ESXi Testing Tookit: Simple and easy to use CLI tool to test ESXi detections
ESXi Testing Toolkit
A command-line utility designed to help security teams test detections deployed in ESXi environments. It takes heavy inspiration from Atomic Red Team but provides ESXi-specific enhancements and a simpler user experience.
Features
Diverse Test Suite
ESXi Testing Toolkit supports 21 different tests across 8 different MITRE ATT&CK Techniques. You can get a listing and filter through them with the esxi-testing-toolkit base list command.
Execution Methods
The testing toolkit currently supports two test execution methods, SSH and API.
In this example, I’m changing the ESXi welcome message with ESXCLI over SSH. 
In this one, I’m enumerating a list of ESXi system users via the ESXi SOAP API. 
Multiple Utilities
If the test can be executed with more than one built in utilities, ESXi Testing Toolkit gives you the option to choose with utility you’d like to use with the --utility option. This allows you to test how your detections perform depending on how they’re executed. 
Verbose Mode
To assist in detection development, the toolkit allows you to provide the --verbose command line option to all tests that will retrieve logs from the ESXi host depending on the test.
Tests
Tests are individual implementations of adversarial behavior relating to ESXi systems. In ESXi Testing Toolkit this can range from simply power off a virtual machine all the way to disabling the ESXi firewall.

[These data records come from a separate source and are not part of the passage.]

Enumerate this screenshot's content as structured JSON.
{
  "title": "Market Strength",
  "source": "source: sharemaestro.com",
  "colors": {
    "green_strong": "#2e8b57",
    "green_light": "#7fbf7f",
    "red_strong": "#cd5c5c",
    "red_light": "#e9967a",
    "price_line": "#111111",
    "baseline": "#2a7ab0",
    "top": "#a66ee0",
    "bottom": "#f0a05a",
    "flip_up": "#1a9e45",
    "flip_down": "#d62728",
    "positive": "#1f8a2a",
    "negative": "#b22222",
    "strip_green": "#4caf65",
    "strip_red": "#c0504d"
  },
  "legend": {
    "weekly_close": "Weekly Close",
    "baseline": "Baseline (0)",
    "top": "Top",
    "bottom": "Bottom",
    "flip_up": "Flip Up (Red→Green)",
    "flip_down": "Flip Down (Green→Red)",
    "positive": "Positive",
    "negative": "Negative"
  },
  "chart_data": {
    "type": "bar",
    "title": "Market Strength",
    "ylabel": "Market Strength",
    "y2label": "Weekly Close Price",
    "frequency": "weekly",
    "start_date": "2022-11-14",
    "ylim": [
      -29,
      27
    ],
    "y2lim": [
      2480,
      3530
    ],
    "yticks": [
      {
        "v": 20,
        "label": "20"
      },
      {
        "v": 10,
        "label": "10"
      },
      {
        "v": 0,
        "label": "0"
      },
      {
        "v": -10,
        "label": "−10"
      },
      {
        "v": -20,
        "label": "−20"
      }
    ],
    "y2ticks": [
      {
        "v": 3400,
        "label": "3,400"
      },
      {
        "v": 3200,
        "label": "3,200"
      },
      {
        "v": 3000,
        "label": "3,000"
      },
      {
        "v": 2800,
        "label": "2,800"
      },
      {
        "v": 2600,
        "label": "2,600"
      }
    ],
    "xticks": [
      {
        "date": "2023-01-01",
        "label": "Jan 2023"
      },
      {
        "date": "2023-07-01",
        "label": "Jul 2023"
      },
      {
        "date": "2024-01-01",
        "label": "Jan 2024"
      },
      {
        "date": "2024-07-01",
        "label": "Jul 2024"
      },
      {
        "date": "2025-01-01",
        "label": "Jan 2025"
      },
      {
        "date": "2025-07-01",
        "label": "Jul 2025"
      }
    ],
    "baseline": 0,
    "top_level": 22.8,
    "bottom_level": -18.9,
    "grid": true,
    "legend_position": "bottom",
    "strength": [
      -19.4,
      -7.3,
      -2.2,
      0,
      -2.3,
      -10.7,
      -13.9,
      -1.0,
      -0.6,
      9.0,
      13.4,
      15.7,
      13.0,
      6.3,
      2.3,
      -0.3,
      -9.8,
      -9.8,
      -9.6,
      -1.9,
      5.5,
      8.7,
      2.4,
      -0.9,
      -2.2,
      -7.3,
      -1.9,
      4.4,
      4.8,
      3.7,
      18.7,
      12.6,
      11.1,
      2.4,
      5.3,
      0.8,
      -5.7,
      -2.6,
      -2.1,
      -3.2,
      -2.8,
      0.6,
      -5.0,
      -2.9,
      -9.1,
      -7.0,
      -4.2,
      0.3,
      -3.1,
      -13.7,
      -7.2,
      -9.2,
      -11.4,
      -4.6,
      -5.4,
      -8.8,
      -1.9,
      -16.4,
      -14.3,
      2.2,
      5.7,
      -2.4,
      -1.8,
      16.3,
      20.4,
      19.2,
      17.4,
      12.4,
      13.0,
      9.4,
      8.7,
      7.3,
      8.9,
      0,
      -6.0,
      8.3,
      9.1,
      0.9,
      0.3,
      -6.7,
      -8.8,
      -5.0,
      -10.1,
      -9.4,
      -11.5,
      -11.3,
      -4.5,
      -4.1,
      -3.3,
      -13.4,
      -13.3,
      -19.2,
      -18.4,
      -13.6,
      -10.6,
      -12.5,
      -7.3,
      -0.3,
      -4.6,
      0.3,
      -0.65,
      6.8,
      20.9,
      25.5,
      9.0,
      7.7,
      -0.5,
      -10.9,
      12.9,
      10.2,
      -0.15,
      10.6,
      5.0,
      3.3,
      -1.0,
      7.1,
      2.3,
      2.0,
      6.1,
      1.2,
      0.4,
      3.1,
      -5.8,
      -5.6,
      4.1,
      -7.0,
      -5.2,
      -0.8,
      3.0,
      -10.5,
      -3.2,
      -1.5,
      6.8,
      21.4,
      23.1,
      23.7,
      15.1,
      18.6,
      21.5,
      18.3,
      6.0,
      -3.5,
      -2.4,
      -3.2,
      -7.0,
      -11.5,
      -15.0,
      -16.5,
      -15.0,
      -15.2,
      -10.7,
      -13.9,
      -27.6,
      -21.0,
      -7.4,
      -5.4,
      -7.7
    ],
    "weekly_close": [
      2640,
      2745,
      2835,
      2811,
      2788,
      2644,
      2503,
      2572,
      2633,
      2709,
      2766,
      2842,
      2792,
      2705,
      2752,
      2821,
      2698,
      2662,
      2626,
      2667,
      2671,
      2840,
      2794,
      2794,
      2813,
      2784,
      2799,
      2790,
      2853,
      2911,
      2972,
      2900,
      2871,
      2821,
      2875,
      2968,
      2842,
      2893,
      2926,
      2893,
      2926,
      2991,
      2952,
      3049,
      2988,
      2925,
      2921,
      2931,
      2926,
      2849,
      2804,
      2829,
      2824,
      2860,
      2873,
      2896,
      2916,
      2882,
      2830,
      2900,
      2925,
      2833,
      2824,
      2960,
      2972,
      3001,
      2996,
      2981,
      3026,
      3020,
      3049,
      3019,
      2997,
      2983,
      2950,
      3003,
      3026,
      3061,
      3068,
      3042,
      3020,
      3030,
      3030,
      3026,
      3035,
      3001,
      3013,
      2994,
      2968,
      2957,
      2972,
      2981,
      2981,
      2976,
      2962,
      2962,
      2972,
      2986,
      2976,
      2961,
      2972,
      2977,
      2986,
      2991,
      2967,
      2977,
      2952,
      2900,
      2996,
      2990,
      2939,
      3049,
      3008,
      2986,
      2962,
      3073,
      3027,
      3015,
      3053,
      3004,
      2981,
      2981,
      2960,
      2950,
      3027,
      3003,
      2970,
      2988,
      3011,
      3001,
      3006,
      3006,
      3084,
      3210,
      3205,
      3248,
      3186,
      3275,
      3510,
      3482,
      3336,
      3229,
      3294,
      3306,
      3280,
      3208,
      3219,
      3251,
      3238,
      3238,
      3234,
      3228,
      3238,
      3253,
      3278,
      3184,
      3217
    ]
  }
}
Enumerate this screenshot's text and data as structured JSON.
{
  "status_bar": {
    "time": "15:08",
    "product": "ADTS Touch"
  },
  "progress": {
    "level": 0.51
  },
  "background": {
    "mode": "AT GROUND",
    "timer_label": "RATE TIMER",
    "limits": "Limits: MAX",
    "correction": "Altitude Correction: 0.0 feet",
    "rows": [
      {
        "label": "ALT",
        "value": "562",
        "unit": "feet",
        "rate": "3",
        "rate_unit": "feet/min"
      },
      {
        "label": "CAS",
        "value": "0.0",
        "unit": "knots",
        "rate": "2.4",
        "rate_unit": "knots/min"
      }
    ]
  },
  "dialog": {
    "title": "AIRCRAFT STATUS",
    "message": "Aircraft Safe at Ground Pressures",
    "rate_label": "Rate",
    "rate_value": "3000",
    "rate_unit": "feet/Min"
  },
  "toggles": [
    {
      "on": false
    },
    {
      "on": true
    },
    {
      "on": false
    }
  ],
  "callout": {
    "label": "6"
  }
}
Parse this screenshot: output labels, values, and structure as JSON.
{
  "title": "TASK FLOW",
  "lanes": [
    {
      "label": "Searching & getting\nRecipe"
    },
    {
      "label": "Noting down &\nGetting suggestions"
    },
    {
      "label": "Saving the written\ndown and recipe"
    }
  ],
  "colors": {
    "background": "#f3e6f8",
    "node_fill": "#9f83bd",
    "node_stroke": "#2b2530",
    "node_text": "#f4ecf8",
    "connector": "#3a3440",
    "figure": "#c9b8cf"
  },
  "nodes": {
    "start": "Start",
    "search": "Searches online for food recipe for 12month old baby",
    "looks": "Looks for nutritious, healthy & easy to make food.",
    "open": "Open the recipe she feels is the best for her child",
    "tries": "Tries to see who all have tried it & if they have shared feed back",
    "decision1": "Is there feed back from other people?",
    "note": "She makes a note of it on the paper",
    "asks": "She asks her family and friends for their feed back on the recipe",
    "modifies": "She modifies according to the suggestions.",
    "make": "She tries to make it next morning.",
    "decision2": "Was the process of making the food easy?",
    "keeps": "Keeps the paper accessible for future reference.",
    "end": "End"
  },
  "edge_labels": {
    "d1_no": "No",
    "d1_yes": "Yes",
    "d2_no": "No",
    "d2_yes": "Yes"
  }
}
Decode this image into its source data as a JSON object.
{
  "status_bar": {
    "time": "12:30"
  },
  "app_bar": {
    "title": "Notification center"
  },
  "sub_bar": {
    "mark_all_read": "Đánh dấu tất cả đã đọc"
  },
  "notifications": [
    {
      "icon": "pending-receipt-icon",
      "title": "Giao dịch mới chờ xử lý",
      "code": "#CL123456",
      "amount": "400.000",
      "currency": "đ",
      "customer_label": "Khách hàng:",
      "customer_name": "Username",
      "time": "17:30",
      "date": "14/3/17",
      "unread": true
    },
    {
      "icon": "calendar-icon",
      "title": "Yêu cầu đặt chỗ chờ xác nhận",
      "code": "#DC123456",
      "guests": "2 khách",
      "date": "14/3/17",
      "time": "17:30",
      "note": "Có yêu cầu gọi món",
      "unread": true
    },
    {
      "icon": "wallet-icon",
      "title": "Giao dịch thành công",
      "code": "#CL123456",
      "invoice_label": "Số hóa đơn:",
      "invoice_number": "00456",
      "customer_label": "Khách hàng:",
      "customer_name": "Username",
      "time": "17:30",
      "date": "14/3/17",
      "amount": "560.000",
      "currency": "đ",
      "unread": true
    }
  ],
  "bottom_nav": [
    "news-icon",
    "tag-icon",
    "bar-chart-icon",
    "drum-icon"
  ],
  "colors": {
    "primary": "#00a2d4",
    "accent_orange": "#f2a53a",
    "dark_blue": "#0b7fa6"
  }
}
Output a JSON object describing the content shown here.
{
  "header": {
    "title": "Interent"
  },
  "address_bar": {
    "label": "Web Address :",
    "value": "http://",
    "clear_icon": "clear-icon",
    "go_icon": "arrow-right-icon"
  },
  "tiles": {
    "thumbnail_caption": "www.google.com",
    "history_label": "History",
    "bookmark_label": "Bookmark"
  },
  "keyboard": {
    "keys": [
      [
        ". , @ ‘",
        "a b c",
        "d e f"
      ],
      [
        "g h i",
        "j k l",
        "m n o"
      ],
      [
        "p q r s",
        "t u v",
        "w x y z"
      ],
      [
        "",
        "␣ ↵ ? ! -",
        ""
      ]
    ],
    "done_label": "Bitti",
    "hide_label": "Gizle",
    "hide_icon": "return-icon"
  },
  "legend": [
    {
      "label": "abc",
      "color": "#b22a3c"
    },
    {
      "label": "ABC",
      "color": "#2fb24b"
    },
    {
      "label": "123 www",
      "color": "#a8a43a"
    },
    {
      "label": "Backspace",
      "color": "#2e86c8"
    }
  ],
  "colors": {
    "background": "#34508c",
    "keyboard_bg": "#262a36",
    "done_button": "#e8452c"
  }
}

Including the name of the test, each contains 8 metadata fields which are described as follows.
Dependencies
This field describes any dependencies that are required prior to test execution. For most tests, this is simply having an ESXi system that is reachable and can be authenticated to. For others, it could mean having at least one running VM or having other infrastructure setup prior to execution.
Modules
ESXi Testing Toolkit is split into two modules, vm and host. The vm module contains tests that interact directly with Virtual Machines such as powering it off or deleting all snapshots. The host module impacts the ESXi host itself, including enabling SSH, modifying syslog configuration, enumerating a list of users, and more
MITRE ATT&CK
Self explanatory, this field contains the MITRE ATT&CK technique ID that closest relates to the test.
Methods
This describes the available method of executions available for a test. This can either be API or SSH, depending on the test.
Risk Level
Each test is assigned a risk level that determines the potential impact of executing a test. For example, discovery related tests that simply enumerate system information have a relatively low risk, while tests that impact the security, integrity or availablily of the system such as deleting snapshots, modifying the firewall, or more have a higher risk level assigned.
The risk level is ranked as benign -> low -> medium -> high -> critical
Utilities
For tests that can be executed via SSH, a utility value is assigned. This determines which built-in ESXi utility will be used when executing the test. This can either be vim-cmd, esxcli or a combination of both.
Clean Up Command
Some tests contain clean up commands that can be optionally executed after test execution to restore the system to a pre-test environment. These are noted in this field.